Candidates were mobbed by angry crowds at rallies and the party had to cancel its public meetings.
The fledgling party suffered a fresh blow only days before the election when its leader, Rodrigo "Timochenko" Londono, pulled out of the presidential race after undergoing heart surgery.
With the left divided, the stage is set for hardline conservatives who oppose the agreement to win an absolute majority in Congress, and push on to win the presidential election in a few months.
Opinion polls predict a triumph for ex-president and senator Alvaro Uribe and his Centro Democratico party, along with other parties opposed to the peace agreement that has polarized the South American country.
Under the peace accord, FARC disarmed its 7,000 fighters in order to join the political process, agreed to confess to wartime crimes and pay reparations to victims.
This infuriates many Colombians, in particular the right wing, which is vowing to win the presidential election and amend the peace deal.
But much of the peace agreement has already been implemented, including the rebels disarming and demobilizing.

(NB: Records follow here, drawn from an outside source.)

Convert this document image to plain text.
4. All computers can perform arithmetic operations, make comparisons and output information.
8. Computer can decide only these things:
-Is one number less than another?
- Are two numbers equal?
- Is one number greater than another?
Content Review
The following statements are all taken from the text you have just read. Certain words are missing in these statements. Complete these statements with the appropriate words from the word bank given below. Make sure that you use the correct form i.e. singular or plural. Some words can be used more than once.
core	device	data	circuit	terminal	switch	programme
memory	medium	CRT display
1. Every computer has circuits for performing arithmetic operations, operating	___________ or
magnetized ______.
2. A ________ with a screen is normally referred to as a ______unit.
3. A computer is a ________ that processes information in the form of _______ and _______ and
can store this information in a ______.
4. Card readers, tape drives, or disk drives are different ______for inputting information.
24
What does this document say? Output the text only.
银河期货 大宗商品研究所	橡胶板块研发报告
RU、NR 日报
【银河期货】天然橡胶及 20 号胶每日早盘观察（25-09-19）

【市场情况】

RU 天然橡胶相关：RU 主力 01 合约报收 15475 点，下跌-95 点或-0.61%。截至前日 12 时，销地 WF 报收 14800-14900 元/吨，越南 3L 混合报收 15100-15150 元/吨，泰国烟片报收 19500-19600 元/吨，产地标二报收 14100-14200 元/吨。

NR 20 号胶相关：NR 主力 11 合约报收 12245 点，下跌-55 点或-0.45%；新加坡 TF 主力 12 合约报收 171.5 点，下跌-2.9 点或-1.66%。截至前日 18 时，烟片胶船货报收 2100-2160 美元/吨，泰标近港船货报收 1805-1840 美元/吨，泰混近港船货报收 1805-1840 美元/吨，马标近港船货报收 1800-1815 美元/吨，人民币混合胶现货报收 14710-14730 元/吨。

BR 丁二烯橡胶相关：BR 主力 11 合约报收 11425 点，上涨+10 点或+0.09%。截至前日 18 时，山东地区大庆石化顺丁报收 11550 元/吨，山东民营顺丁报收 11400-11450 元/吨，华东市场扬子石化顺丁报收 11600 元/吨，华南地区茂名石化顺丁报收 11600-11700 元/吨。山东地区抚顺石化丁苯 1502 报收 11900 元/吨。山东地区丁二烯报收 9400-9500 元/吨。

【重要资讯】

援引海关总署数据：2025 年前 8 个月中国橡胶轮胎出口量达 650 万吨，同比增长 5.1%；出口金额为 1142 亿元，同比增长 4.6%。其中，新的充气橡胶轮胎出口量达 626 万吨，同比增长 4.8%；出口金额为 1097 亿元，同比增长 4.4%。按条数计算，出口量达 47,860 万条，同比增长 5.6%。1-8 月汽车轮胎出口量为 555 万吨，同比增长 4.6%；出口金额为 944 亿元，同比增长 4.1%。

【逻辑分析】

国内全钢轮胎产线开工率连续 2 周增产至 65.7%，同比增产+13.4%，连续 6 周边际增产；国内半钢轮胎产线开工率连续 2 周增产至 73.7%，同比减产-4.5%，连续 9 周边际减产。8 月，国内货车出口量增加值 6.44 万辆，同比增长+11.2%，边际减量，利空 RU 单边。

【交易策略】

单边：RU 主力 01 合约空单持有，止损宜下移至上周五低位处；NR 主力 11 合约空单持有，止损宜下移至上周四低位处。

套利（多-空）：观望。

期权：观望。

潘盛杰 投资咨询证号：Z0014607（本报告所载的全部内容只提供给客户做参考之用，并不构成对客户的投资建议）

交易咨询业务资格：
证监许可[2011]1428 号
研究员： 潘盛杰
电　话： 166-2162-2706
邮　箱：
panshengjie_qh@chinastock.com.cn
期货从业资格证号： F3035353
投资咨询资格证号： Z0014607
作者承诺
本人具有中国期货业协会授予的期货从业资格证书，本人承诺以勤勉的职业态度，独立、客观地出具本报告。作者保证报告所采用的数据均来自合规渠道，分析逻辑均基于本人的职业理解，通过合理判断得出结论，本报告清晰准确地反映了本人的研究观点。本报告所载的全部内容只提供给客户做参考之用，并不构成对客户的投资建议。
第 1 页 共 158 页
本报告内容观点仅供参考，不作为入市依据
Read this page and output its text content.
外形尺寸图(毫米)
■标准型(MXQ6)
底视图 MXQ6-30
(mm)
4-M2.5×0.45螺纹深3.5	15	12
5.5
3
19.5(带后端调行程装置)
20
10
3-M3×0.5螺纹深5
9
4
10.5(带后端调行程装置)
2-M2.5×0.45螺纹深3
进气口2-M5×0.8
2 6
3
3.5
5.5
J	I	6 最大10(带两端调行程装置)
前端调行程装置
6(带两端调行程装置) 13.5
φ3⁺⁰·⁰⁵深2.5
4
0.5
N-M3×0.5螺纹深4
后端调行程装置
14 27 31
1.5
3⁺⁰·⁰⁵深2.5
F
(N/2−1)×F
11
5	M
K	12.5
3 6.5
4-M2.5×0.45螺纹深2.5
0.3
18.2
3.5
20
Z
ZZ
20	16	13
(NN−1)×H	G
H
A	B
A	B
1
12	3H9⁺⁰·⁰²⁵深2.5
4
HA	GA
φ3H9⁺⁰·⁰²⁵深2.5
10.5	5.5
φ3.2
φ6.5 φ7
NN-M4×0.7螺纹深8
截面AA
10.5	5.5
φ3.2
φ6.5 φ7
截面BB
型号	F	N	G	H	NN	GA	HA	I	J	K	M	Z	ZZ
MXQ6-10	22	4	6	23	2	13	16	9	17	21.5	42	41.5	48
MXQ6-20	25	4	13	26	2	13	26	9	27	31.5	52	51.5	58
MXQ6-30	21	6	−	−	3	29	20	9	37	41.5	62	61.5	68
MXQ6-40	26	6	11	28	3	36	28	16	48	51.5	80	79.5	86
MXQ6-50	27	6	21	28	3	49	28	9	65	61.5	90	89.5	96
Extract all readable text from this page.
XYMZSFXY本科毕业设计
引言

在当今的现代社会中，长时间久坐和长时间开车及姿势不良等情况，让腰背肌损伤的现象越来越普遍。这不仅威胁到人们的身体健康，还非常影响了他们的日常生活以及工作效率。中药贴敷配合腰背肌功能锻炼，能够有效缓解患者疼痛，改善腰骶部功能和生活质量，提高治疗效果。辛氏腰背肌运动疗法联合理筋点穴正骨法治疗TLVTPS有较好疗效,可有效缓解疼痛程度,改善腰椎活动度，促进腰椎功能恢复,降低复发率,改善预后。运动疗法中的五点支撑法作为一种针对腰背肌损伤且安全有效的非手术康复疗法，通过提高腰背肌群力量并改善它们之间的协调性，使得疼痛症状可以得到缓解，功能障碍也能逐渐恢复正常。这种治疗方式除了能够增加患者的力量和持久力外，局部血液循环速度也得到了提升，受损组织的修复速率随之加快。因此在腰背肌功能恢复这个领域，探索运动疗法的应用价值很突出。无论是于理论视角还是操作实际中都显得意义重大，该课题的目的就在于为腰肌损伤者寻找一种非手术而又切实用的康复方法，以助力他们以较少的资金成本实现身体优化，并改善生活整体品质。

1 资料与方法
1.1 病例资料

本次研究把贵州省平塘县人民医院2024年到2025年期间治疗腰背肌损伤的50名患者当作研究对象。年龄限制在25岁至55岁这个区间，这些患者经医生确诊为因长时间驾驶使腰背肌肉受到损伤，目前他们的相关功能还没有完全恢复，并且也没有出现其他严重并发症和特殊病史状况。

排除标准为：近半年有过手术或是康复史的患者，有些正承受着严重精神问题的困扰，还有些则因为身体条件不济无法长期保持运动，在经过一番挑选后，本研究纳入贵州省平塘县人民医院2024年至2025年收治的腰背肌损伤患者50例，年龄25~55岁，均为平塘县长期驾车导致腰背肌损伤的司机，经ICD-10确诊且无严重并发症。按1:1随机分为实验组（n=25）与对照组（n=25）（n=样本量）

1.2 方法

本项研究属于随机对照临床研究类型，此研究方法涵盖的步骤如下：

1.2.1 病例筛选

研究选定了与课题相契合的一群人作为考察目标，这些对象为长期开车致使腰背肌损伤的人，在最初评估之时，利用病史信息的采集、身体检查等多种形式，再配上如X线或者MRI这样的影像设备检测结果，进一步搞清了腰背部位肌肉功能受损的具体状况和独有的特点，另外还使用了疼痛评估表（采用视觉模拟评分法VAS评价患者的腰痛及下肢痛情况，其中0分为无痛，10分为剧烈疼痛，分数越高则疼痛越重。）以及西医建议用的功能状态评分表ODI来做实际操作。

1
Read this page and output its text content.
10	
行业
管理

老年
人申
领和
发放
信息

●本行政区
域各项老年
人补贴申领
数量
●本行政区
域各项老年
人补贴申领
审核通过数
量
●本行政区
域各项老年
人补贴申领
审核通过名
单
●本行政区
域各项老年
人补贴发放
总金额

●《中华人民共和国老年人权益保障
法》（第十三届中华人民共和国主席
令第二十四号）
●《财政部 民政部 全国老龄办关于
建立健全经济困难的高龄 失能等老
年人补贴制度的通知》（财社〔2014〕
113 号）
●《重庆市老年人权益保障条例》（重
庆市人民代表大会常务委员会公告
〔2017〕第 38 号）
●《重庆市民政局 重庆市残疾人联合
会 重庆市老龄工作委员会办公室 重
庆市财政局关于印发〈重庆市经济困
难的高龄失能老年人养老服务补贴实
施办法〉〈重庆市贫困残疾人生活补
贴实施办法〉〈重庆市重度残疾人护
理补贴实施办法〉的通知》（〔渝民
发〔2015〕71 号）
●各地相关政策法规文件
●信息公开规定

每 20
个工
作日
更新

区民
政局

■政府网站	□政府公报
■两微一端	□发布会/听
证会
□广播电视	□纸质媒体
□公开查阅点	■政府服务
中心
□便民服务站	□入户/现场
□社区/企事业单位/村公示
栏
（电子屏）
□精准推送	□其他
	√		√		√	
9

Analysts say a hard right government could block the implementation of the rest of the pact, including agrarian reform and the special justice deal under which repentant rebels can avoid jail by paying reparations.
"The mere fact of not applying what has been signed would be enough for this agreement to be ineffective," said Frederic Masse, an expert on the conflict at Colombia's Externado University. "It would be a more pernicious strategy than to renegotiate."
Felipe Botero, political scientist at the University of the Andes, said resurgent conservatives could even let the laws implementing the deal lapse, to the extent that they "are never voted on or not presented" to the new Congress.
With Santos stepping down as president after two terms, a sideshow to the legislative elections is the primary elections for both main political blocs, taking place at the same time.
The first round of the presidential election is set for May 27, with the run-off planned for June 17.
Current polls show conservative Ivan Duque, a former Bogota mayor who is planning to run for Uribe's Centro Democratico party, leading the presidential race.
Duque is followed by leftist Gustavo Petro -- seeking to become the first left-wing president in Colombia's history -- and former Medellin mayor Sergio Fajardo, a centrist candidate.
More than 36 million people are eligible to vote in the election, though traditionally abstentionism hovers around 60 per cent.